The Swiss were very generous in 2006, with the amount of charitable donations expected to be close to the record of 2005.
Estimates by the gfs Zurich research institute put the annual average of donations at around SFr1 billion ($820 million), slightly below the SFr1.3 billion the Swiss gave in 2005.
"Every year I'm surprised how generously the Swiss give, not only towards development aid or humanitarian activities but also for environmental projects," said Marianne Tellenbach of the charity of the Protestant churches.
She said her charity had so far collected "between SFr21-23 million this year after reaching a record of SFr23 million in 2005, notably for tsunami victims in southeast Asia.
The children's charity Terre des hommes is likely to receive a similar amount – SFr22.5 million. "The Swiss are very generous," said spokesman Pierre Zwahlen.
For its part the Catholic charity Caritas expects to receive an average annual amount of SFr24 million.
Environmental groups such as WWF Switzerland also reckon donations in 2006 will be about as high as in the previous year. The organisation collects between SFr28 and 29 million per year.
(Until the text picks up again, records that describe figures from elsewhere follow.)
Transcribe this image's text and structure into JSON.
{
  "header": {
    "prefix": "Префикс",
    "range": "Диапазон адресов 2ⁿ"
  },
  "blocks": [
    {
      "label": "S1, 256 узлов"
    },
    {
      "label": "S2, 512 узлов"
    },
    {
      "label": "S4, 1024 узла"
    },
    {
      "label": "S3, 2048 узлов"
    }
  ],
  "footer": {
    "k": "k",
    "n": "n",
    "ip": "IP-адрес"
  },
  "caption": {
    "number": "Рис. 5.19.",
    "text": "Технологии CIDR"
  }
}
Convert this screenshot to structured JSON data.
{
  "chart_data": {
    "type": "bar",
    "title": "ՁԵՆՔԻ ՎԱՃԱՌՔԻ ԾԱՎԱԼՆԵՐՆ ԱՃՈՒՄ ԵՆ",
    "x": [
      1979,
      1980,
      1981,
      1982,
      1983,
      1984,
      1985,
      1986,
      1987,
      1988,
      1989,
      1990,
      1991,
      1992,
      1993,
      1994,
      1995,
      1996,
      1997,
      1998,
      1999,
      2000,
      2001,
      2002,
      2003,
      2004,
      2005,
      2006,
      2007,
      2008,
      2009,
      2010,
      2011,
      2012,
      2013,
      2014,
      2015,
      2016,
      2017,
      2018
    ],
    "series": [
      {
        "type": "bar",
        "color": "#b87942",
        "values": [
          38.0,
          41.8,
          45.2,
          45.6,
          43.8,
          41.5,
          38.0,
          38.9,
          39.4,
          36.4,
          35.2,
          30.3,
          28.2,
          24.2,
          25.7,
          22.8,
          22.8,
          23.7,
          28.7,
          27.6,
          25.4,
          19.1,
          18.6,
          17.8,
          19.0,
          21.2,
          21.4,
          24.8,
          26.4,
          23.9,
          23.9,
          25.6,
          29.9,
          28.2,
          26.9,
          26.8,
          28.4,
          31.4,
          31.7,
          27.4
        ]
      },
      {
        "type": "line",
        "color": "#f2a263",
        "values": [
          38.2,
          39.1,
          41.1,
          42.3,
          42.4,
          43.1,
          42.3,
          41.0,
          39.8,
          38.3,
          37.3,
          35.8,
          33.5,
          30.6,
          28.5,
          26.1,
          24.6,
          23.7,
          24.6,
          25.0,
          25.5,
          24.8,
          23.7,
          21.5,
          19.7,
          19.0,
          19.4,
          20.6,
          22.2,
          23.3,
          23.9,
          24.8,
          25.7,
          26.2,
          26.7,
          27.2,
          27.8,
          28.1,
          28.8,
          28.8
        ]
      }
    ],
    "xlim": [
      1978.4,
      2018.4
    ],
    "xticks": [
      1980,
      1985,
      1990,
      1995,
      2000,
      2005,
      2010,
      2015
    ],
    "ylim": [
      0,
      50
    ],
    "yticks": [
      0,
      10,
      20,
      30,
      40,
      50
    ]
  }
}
Other groups, including the charity for the disabled, Pro Infirmis, as well as the air rescue service, Rega, are both reporting an increase in donations.
Aid organisations say they benefit from an economic upswing and a solid reputation as trustworthy charities. "Many non-governmental organisations could not exist for very long without all this money," added Tellenbach.
The Swiss Solidarity foundation, the fundraising arm of the Swiss Broadcasting Corporation, confirms that the Swiss are among the most generous in the world.
But it appears the Swiss prefer to give to victims of natural disasters, and less to victims of armed conflicts.
Many donors believe warring parties have a responsibility to end their conflicts, while they can't make out a guilty party in cases of disasters, said Roland Jeanneret.
Competition among the charities and aid organisations has increased over the past months following an easing of regulations for fundraising campaigns.
Foreign aid organisations, including Plan International, Handicap International and Médecins sans Frontières, are forcing Swiss charities to adapt their strategies.
"Many of these [foreign] organisations are simply marketing tools. They collect money in Switzerland, but decisions on supported projects are taken elsewhere," Stefan Stolle of Helvetas told the NZZ am Sonntag newspaper.
swissinfo with agencies
There are more than 430 certified charities and aid organisations in Switzerland.
In 2005, donations reached a record SFr1.3 billion - SFr934 million collected by certified agencies and an increase of about 30% on 2004. The top 20 charities received 63% of all donations.
Swiss Solidarity, the fundraising arm of swissinfo's parent company, the Swiss Broadcasting Corporation, works with 32 partner organisations.